First, you need to know that most ticos do not know how to swim.  They’re scared to death of the ocean.  They love to go to the beach but they just play in the suds.  You’ll very seldom see them in the breakers.  Why don’t they know how to swim, you might ask?  Well, think about it, where do most North Americans learn to swim?  That’s right, in a pool.  Maybe they even get swimming lessons.  But C.R. is a poor country.  Most ticos can barely afford to eat let alone pay for the luxury of swimming lessons.  And furthermore, where will you find a pool?  Mostly at the homes of gringos and not even at the homes of the few wealthy ticos.  I’ve never even seen a public pool advertised here.  So ticos stay a safe distance from water more than knee deep.

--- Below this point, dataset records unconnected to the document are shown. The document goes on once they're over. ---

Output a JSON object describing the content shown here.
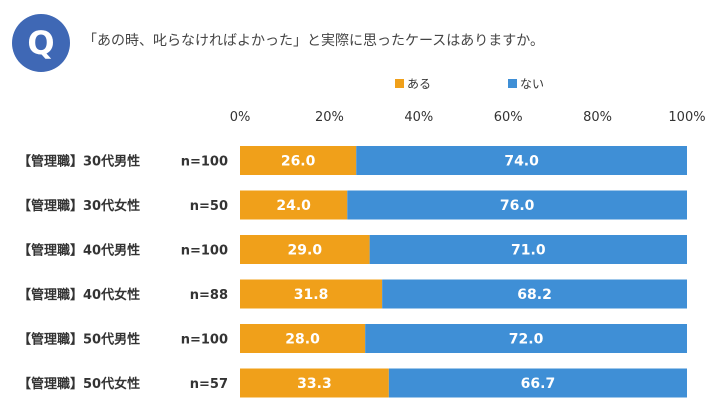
{
  "badge": {
    "letter": "Q"
  },
  "question": "「あの時、叱らなければよかった」と実際に思ったケースはありますか。",
  "colors": {
    "badge": "#3f68b5",
    "aru": "#f0a01a",
    "nai": "#3f8fd6"
  },
  "chart_data": {
    "type": "bar",
    "orientation": "horizontal",
    "stacked": true,
    "title": "「あの時、叱らなければよかった」と実際に思ったケースはありますか。",
    "xlabel": "",
    "ylabel": "",
    "xlim": [
      0,
      100
    ],
    "x_ticks": [
      "0%",
      "20%",
      "40%",
      "60%",
      "80%",
      "100%"
    ],
    "legend_position": "top",
    "categories": [
      "【管理職】30代男性",
      "【管理職】30代女性",
      "【管理職】40代男性",
      "【管理職】40代女性",
      "【管理職】50代男性",
      "【管理職】50代女性"
    ],
    "n_labels": [
      "n=100",
      "n=50",
      "n=100",
      "n=88",
      "n=100",
      "n=57"
    ],
    "series": [
      {
        "name": "ある",
        "color": "#f0a01a",
        "values": [
          26.0,
          24.0,
          29.0,
          31.8,
          28.0,
          33.3
        ]
      },
      {
        "name": "ない",
        "color": "#3f8fd6",
        "values": [
          74.0,
          76.0,
          71.0,
          68.2,
          72.0,
          66.7
        ]
      }
    ]
  }
}
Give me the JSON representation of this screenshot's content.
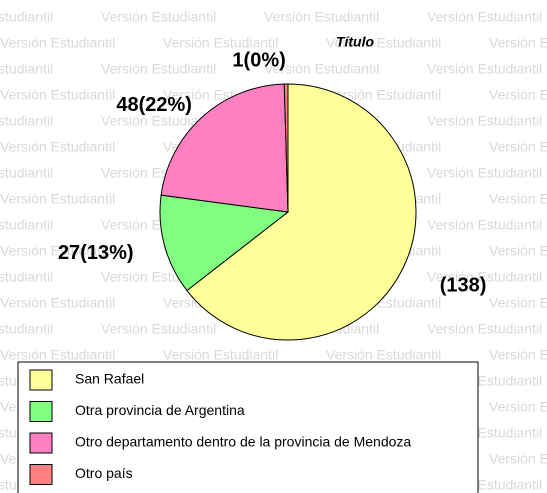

Well, as it turned out the other day I had some tico visitors, one of whom was a 23 year old young man about 6 feet tall.  He seemed to be having fun in the suds so I invited him to join me in one of my favorite ocean activities.  This is nothing more than standing in shoulder deep water (on me at 5’9”) just beyond the breakers and enjoying the tranquility.  The beach in front of my house slopes so gently that I can walk out past the breakers and still be standing on the sand in about chest/shoulder deep water.  It’s wonderfully tranquil to be out there in the water, the temperature of which is warm enough that even after a great length of time you are still not chilled, and just let the swell lift you up off the sand then set you back down again.  I can stand there for the longest time, just looking back at the shore, lost in thought.  I never attempt to swim because I’m the world’s weakest swimmer.  Like the ticos, I was also raised in an area where there were no pools or swimming lessons… in the wilderness of Alaska.  And believe me you don’t jump in the glacier fed lakes or rivers there either.

So I never got swimming lessons either and as a matter of fact have never had a lesson in my life.  Everything I know about swimming I learned from splashing around in pools after I had the good fortune of being sent to a military academy in So. California when I was sixteen.  You can throw me in the deep end and I can make it over to the ladder.